Extinct species of gastropod

Gemmula samueli is an extinct species of sea snail, a marine gastropod mollusk in the family Turridae, the turrids.

==Description==
Dimensions: length 12 mm; breadth 4 mm; length of the aperture 7 mm.

The fusiform shell is elongate. The turbinate protoconch is composed of three smooth whorls, the suture of which is marginate. In the brephic stage the margination is much accentuated, and at a later period of growth gives way to a row of small, distant granules.

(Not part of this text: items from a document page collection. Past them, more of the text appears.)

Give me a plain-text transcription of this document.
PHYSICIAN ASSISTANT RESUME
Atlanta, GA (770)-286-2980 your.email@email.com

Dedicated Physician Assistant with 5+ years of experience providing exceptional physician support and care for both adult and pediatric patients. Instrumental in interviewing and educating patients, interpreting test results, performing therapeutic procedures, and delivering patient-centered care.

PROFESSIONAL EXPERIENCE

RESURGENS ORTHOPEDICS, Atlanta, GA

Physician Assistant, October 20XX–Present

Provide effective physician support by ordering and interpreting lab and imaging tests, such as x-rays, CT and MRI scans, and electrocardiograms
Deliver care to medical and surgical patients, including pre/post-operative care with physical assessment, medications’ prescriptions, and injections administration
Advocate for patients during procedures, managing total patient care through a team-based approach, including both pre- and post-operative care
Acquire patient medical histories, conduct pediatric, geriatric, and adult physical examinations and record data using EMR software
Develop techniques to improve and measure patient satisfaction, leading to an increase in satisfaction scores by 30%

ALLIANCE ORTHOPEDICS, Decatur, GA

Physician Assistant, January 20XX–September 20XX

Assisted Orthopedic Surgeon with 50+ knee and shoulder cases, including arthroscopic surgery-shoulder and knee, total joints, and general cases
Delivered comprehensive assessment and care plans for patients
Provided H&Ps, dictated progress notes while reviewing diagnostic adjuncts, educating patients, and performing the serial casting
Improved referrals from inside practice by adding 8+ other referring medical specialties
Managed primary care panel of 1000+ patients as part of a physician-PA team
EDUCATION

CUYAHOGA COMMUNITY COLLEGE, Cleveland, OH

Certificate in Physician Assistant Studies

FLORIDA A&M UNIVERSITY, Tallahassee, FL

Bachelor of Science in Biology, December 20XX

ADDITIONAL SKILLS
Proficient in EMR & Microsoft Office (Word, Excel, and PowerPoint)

In the same manner, the median, tuberculated carina of the adult commences in the brephic stage by large obtuse undulations

The shell is thus described by Mr. Tenison-Woods: "It is a polished shell, with whorls angular in the middle, supporting a single, somewhat distant series of coarse, blunt, somewhat square tubercles. These are exactly on the line of the sinus, and at each side the lines of growth curve away from it. The sinus itself is deep, broad, and somewhat quadrate. The aperture is long and round, rather square posteriorly, and the canal is long and only slightly curved."

The marginate character of the protoconch is noteworthy; from its metamorphosis in later stages of growth, it would appear that the species has descended from a stock in which the suture was accompanied by a large flat keel, though no shell of that character has been recorded as occurring in the Australian Tertiaries.

Another point of interest in this species is its compound character: it possesses the tubercular sutural coronation and produced spire characteristic of Clavatula, and shows what value is to be placed on that feature. The special nature of the peripheral keel and the arcuate, long siphonal canal somewhat resemble Surcula. Whilst the position of the suture and other general features of the shell recall Pleurotoma. Clearly it was pregnant with evolutionary possibilities.

==Distribution==
Fossils of this marine species have been found in Eocene strata in Victoria, Australia.